C’est une de ces audiences qui marquent qui s’est déroulée il y a quelques jours devant le tribunal judiciaire de Dieppe. Un couple, habitant près de Saint-Saëns (Seine-Maritime) y comparaissait pour privation de soins ou d’aliments à ses deux enfants, pour des violences habituelles sur des enfants mineurs et vulnérables. Du sordide renforcé par la procédure présentée par la Présidente d’audience.
Misère sociale et misère humaine
Sur signalement de trois aides à domicile qui intervenaient chez eux pour s’occuper de deux enfants âgés aujourd’hui de 12 et 15 ans et qui souffrent du syndrome de l’X fragile, le père âgé de 63 ans et la mère âgée de 57 ans se sont vus retirer ces enfants et poursuivis pour des faits dignes des Misérables : selon ces accusations, ils laisseraient les enfants sales, dormir dans des draps souillés, manger des croquettes pour chien, boire de l’alcool.
Et un jour qu’il changeait la fillette, le père n’aurait rien trouvé de mieux que de sourire quand le chien est venu lécher le bas-ventre de l’enfant. Misère sociale, misère intellectuelle, misère humaine, difficile de ressentir la moindre compassion face à ce type de faits.
Besoin d’aide pour le couple
À la barre du tribunal, la femme, elle-même victime du même syndrome et qui culpabilise de l’avoir transmis à ses enfants s’exprime peu. Manifestement dans la famille, c’est l’homme qui domine, rustre, s’appuyant sur une éducation qu’il a lui-même reçue. Les aides à domicile l’ont dit, il ne fait rien à la maison, et cette dernière est sale et en désordre.
L’homme pourrait se montrer complètement abattu ou au contraire en colère, il n’en est rien. Il affirme et réaffirme qu’il conteste tous les faits qui lui sont reprochés même si les deux admettent qu’ils ont besoin d’être aidés car ils n’en peuvent plus.
L’un et l’autre veulent pouvoir reprendre la vie commune.
Me Dulière intervient au nom de l’AVIM qui a été nommée administrateur ad hoc pour les enfants. Elle évoque un environnement sordide où les enfants sont cloîtrés depuis des années et elle regrette que les signalements aient tardé empêchant les services sociaux d’intervenir plus tôt. Elle sollicite 1 000 euros pour chaque enfant de préjudice moral.
L’avis du Parquet
Le Parquet admet que les parents vivent une situation compliquée avec deux enfants handicapés à prendre en charge, mais il estime que leur responsabilité est engagée dans les désordres constatés et que les violences sont avérées. Il rappelle qu’elles ne sont plus tolérées depuis bien longtemps. Il gradue la responsabilité des parents estimant que si la femme a sans doute fait ce qu’elle a pu, ce qui ne l’exonère pas des faits qui lui sont reprochés, l’homme est encore plus coupable car en plus des faits il n’a guère aidé son épouse.

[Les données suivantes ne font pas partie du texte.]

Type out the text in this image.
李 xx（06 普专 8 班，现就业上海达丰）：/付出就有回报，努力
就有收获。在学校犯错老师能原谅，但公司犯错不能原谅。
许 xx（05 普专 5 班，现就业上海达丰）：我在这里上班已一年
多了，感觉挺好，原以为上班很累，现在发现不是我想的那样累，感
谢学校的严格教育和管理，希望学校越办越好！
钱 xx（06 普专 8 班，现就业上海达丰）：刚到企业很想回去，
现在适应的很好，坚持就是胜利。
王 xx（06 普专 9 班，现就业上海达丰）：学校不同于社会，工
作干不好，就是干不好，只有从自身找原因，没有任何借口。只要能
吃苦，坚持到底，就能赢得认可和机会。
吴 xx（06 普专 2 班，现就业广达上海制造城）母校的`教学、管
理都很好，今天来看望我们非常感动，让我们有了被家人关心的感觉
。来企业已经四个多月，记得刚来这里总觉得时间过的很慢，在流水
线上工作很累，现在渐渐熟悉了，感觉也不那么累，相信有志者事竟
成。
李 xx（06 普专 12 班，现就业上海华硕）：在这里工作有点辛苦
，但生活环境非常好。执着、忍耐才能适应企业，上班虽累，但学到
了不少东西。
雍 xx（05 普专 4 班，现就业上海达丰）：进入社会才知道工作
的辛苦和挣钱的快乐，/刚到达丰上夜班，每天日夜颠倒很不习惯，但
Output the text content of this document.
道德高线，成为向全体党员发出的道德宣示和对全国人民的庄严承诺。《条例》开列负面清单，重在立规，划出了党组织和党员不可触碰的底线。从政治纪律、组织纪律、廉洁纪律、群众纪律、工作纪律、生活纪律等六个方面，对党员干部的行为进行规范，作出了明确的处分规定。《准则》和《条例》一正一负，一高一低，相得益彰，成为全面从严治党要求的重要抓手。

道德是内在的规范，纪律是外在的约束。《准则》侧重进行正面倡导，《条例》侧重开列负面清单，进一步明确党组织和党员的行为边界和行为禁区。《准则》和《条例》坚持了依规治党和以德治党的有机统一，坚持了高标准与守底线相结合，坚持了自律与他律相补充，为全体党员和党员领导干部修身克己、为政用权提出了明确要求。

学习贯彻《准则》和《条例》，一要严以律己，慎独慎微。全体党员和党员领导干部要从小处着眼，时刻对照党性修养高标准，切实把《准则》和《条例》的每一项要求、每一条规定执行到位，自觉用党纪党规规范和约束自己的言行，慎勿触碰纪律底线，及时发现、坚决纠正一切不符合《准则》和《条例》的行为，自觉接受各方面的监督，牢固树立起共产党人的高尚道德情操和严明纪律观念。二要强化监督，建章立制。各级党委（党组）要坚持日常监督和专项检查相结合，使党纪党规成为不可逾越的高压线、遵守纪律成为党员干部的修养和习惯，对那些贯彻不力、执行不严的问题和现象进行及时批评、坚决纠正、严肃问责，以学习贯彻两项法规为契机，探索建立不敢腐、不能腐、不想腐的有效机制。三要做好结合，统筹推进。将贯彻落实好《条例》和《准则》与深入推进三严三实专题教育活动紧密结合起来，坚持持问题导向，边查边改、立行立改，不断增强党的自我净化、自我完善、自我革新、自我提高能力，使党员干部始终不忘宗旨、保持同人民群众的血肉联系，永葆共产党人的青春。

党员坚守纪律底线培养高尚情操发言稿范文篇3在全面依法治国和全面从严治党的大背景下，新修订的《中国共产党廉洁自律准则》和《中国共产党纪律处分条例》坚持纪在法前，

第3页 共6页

Il requiert une peine de 18 mois de prison assortis d’un sursis probatoire pour lui et 6 mois de la même peine pour elle en demandant qu’ils fassent l’objet de soins psychologiques et qu’ils soient obligés de suivre un stage de responsabilité parentale.
Du côté de la défense
La tâche de Me Cressent-Biot pour la femme et de Me Ménard pour l’homme ne s’annonce pas facile dans un dossier d’apparence aussi sordide mais elles vont s’employer avec méthode et détermination à démonter tous les arguments de l’accusation.
Pour elles, tout part des assiduités auxquels se serait livré le père à l’encontre d’une ou plusieurs aides à domicile et elles auraient imaginé ce stratagème du signalement pour ne plus avoir à intervenir dans la famille. Elles soulignent que les témoignages de ces intervenantes vont à l’encontre de celui d’un de leurs anciens collègues qui est également intervenu à ce domicile et surtout des éducateurs des IME où les enfants sont scolarisés qui n’ont jamais relevé le moindre problème de propreté, de malnutrition ou de traces de violences.
Le verdict
Pendant de longues minutes, les prévenus vont attendre le verdict. Mais pour eux ce sera la délivrance puisque le tribunal les relaxes de tous les objets de la prévention et lève de ce fait toutes les interdictions liées à leur placement sous contrôle judiciaire.
C’est désormais un juge aux affaires familiales qui va devoir gérer la suite et notamment le devenir des enfants qui, semble-t-il, depuis qu’ils ont été placés dans des organismes spécialisés évoluent favorablement.